I knew that a necessary component of a comprehensive morphological analyzer for Ancient Greek was going to be a library for handling accentuation, so back in January 2014, I started the greek-accentuation Python library.

It consists of three modules:

  • characters
  • syllabify
  • accentuation

The characters module provides basic analysis and manipulation of Greek characters in terms of their Unicode diacritics as if decomposed. So you can use it to add, remove or test for breathing, accents, iota subscript or length diacritics.

>>> base('ᾳ')
'α'

>>> iota_subscript('ᾳ') == IOTA_SUBSCRIPT
True

>>> add_diacritic('α', IOTA_SUBSCRIPT)
'ᾳ'

The syllabify module provides basic analysis and manipulation of Greek syllables.

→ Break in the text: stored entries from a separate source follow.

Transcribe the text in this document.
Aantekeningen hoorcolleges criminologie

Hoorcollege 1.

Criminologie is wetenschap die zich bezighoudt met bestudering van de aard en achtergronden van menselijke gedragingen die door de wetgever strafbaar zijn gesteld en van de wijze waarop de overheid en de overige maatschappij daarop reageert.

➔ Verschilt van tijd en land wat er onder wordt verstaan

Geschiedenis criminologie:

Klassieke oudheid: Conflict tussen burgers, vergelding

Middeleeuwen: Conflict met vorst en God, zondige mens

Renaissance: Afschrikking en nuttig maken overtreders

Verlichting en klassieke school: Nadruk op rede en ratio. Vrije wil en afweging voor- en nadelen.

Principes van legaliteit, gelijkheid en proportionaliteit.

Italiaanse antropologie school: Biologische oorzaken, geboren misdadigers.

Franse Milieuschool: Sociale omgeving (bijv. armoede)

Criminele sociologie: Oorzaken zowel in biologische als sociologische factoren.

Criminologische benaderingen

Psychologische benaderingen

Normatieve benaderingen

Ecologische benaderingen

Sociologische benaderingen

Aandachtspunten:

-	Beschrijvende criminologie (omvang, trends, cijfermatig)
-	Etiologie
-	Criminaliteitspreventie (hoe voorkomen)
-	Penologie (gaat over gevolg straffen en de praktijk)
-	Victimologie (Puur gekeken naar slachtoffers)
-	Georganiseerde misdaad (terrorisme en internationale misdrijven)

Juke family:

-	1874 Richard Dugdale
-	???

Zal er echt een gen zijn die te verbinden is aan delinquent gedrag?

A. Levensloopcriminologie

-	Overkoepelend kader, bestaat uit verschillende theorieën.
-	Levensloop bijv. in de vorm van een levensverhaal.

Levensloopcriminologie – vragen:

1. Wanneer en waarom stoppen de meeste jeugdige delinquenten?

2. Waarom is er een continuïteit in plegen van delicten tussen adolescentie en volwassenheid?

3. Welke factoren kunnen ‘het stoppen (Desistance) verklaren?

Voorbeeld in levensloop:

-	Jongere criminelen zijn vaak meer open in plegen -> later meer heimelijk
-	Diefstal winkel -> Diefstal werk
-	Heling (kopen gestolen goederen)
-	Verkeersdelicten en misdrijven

It can syllabify words, give you the onset, nucleus, code, rime or body of a syllable, judge syllable length or give you the accentuation class of word.

>>> syllabify('γυναικός')
['γυ', 'ναι', 'κός']

>>> penult('οἰκία')
'κί'

>>> paroxytone('λόγος')
True

The accentuation module uses the other two modules to accentuate Ancient Greek words. As well as listing possible_accentuations for a given unaccented word, it can produce recessive and (given another form with an accent) persistent accentuations.